Davis also proposed allowing a patient to sue, but only if treatment recommended by a physician had been denied, delayed or modified, and the patient suffered "substantial harm," such as death or loss of a limb or bodily function.
He did not address the issue of whether to require insurers to provide certain new benefits, including birth control pills, mental health coverage, cancer screening tests and certain medications for diabetics.
The Los Angeles Times reported that the governor's version got a lukewarm reaction from Democrats in the Legislature and from patient and consumer advocates.
In other California legislative developments, a hate-crimes bill, sponsored by Assemblyman Wally Knox, cleared the Senate Public Safety Committee on a 4-0 vote. It would make the punishment for killing someone because of their gender, sexual orientation or because they were disabled would be life in prison without the possibility of parole. Currently the penalty is 25 years to life.
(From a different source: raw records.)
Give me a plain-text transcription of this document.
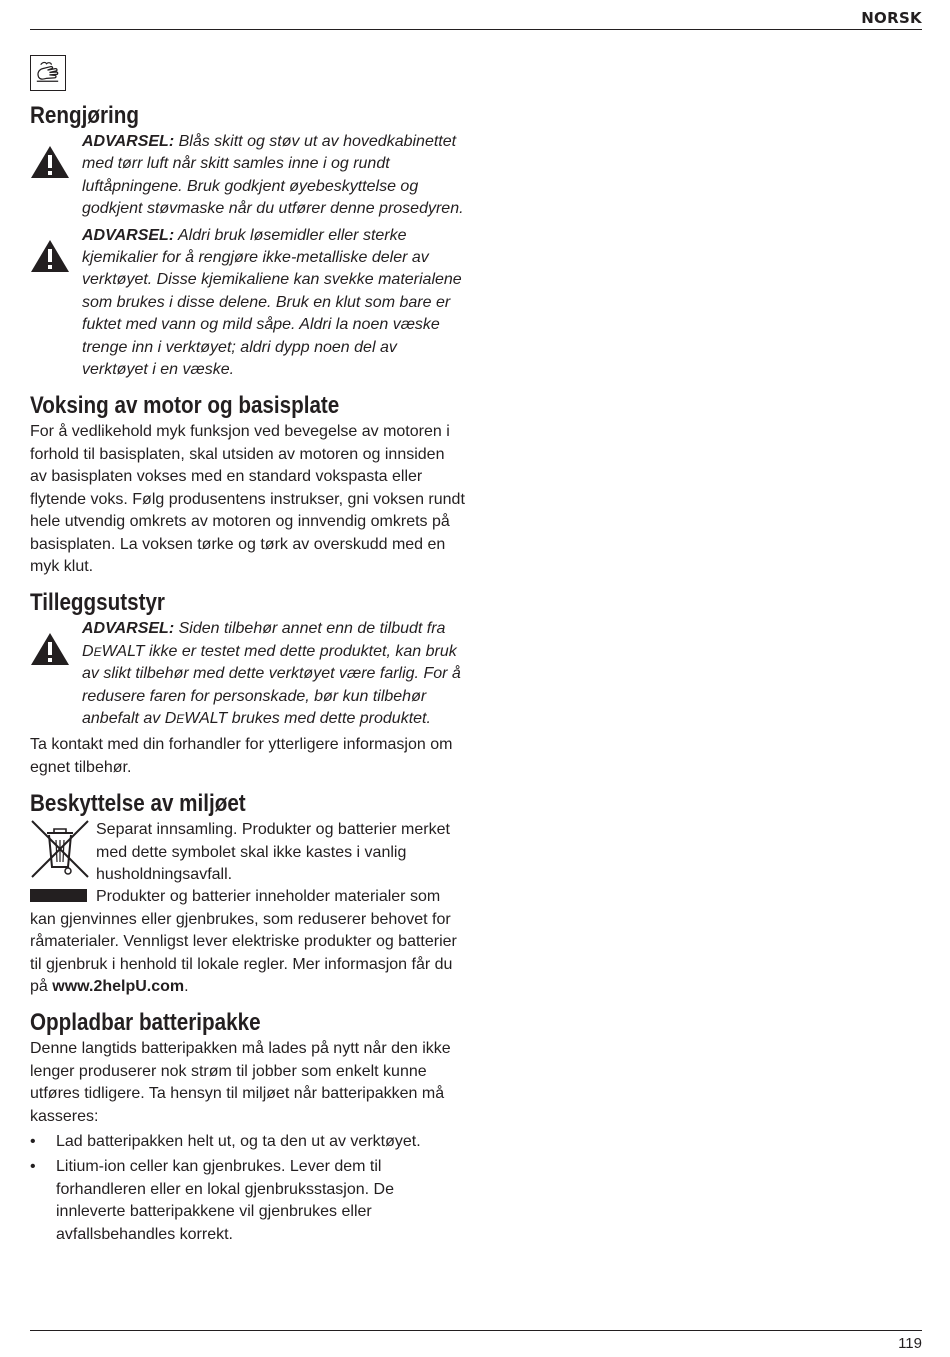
NORSK
Rengjøring
ADVARSEL: Blås skitt og støv ut av hovedkabinettet med tørr luft når skitt samles inne i og rundt luftåpningene. Bruk godkjent øyebeskyttelse og godkjent støvmaske når du utfører denne prosedyren.
ADVARSEL: Aldri bruk løsemidler eller sterke kjemikalier for å rengjøre ikke-metalliske deler av verktøyet. Disse kjemikaliene kan svekke materialene som brukes i disse delene. Bruk en klut som bare er fuktet med vann og mild såpe. Aldri la noen væske trenge inn i verktøyet; aldri dypp noen del av verktøyet i en væske.
Voksing av motor og basisplate

For å vedlikehold myk funksjon ved bevegelse av motoren i forhold til basisplaten, skal utsiden av motoren og innsiden av basisplaten vokses med en standard vokspasta eller flytende voks. Følg produsentens instrukser, gni voksen rundt hele utvendig omkrets av motoren og innvendig omkrets på basisplaten. La voksen tørke og tørk av overskudd med en myk klut.

Tilleggsutstyr
ADVARSEL: Siden tilbehør annet enn de tilbudt fra DEWALT ikke er testet med dette produktet, kan bruk av slikt tilbehør med dette verktøyet være farlig. For å redusere faren for personskade, bør kun tilbehør anbefalt av DEWALT brukes med dette produktet.

Ta kontakt med din forhandler for ytterligere informasjon om egnet tilbehør.

Beskyttelse av miljøet

Separat innsamling. Produkter og batterier merket med dette symbolet skal ikke kastes i vanlig husholdningsavfall.

Produkter og batterier inneholder materialer som kan gjenvinnes eller gjenbrukes, som reduserer behovet for råmaterialer. Vennligst lever elektriske produkter og batterier til gjenbruk i henhold til lokale regler. Mer informasjon får du på www.2helpU.com.

Oppladbar batteripakke

Denne langtids batteripakken må lades på nytt når den ikke lenger produserer nok strøm til jobber som enkelt kunne utføres tidligere. Ta hensyn til miljøet når batteripakken må kasseres:

• Lad batteripakken helt ut, og ta den ut av verktøyet.
• Litium-ion celler kan gjenbrukes. Lever dem til forhandleren eller en lokal gjenbruksstasjon. De innleverte batteripakkene vil gjenbrukes eller avfallsbehandles korrekt.
119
A bill that would have required drivers 75 and older to take vision, written and behind-the-wheel tests when they try to renew their licenses was amended by the Assembly Transportation Committee to remove any reference of age. Instead it would require the Department of Motor Vehicles to adopt testing regulations by next May to protect the public from at-risk drivers -- those with a "higher-than-average propensity" for causing or being involved in traffic collisions.
A bill headed to Gray's desk after being approved by the Senate requires that sex education textbooks and materials used in California public schools be medically accurate and free from bias. The bills sponsor, Assemblyman Jim Cunneen, says that some districts have been using materials relating to AIDS that is not medically correct and includes racial and gender biases.
West Virginia legislators didn't waste any time getting down to business Tuesday evening during a second special session called by Gov. Cecil Underwood. The session addressed five supplemental appropriations, which were merged into a single bill.
During the brief 80-minute session in Charleston, lawmakers decided that $2 million would amount to a drop in the bucket for drought relief, and instead voted to free up as much as $11 million to help farmers and communities hard hit by this summer's severe drought conditions, reported Phil Kabler of the Charleston Gazette.
The Legislature agreed by a vote of 94-0 in the House, and 31-0 in the Senate, to transfer $14.55 million of 1998-99 budget surplus into the governor's civil contingency fund.
The bill says that $2 million is to be used to match $5 million in federal funds for low-interest loans for drought-relief projects. Another $3 million will go to buy hay and feedstock for livestock, and to overset the costs to the National Guard and state Department of Transportation for bringing those supplies to farmers around the state.
Another $3.75 million is allocated for other projects, including $1 million for the Public Employees Insurance Agency to help underwrite the costs of a new co-payment program; about $2 million towards the construction of the National Guard Regional Training Institute; $500,000 for the Guaranteed Work Force job-training program; and $250,000 for new water intake lines at a water treatment plant.
Also Tuesday, the West Virginia state Senate confirmed without debate 42 gubernatorial appointments.